The best thing you can do to keep your pet safe from lawn pesticides is not to use them, and encourage your neighbors to do the same. It’s important to know that unsafe lawn chemicals are not your only option for achieving a green, lush and healthy lawn. You can avoid exposing your pets and family to pesticides altogether by using a 100% organic lawn care approach.
Organic Lawn Care Is The Only Truly Pet-Safe Choice
Unlike synthetic lawn treatments, organic treatments focus on the health of the soil. Healthy soil grows healthy plants. Healthy soil is encouraged with high-quality organic treatments that feed the soil. Unfortunately, not all organic lawn products are equal. Clean Air Lawn Care organic lawn products, for instance, are custom-created in-house to address common mineral, enzyme and microbiota deficiencies commonly found in the soil of grass lawns.

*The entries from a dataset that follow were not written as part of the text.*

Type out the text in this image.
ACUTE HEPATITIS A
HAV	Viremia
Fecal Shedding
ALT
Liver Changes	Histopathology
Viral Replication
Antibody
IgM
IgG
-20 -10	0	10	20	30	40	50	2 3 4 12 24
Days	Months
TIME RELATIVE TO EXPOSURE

Feeding the soil real, organic ingredients like those found in our Clean Air Liquid Fertilizer and Clean Air Soil Builder results in a lush, green lawn that’s altogether healthier than a lawn treated with synthetic chemicals. Healthier lawns have fewer weeds, and therefore don’t require the use of harmful pesticides. A high-quality organic fertilizer like the one Clean Air Lawn Care businesses use will include ingredients that address deficiencies in primary soil nutrients like Nitrogen (N), Phosphorus (P), and Potassium (K) as well as macro and micronutrients like Calcium (Ca), Magnesium (Mg), Boron (B) and Iron (Fe), to name a few.

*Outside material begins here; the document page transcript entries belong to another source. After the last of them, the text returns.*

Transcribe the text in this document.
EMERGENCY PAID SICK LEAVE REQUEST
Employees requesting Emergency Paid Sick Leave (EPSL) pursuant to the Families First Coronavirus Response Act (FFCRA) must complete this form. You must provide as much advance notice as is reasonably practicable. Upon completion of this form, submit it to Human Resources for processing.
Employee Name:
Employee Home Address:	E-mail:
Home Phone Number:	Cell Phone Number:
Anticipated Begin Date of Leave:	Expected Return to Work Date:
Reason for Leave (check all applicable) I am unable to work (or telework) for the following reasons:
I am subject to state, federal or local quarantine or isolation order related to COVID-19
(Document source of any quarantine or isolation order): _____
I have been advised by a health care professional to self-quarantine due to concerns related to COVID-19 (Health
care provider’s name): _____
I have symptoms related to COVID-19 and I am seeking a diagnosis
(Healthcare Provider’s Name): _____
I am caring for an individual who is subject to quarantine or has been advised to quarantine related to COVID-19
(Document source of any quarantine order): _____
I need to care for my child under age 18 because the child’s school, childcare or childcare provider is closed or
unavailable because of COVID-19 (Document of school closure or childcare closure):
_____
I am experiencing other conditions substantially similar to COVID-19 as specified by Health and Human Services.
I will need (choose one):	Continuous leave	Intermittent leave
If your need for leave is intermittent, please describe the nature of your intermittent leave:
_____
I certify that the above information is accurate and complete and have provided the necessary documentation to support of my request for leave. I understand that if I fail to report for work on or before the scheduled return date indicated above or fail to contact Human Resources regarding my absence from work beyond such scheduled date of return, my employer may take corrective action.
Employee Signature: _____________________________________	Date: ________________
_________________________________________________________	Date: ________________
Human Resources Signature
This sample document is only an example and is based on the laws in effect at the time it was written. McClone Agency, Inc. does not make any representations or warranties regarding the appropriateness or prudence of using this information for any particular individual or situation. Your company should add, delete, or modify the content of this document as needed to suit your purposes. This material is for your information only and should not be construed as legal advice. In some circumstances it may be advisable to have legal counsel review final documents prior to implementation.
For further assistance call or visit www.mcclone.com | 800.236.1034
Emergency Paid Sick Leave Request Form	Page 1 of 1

Of course, herbicides used to kill weeds are some of the worst culprits when it comes to health hazards. On top of organic fertilizers that make a healthier lawn with fewer weeds, organic weed control is an option! There are many non-selective, certified-organic weed controls out there. But in order to get selective weed control that is organic, you have to use a Clean Air Lawn Care treatment service. Unfortunately, at this point in time, there’s no other choice for organic, selective weed control on the market. We hope to encourage the use of all-organic lawn care by promoting this organic, selective weed control in the future.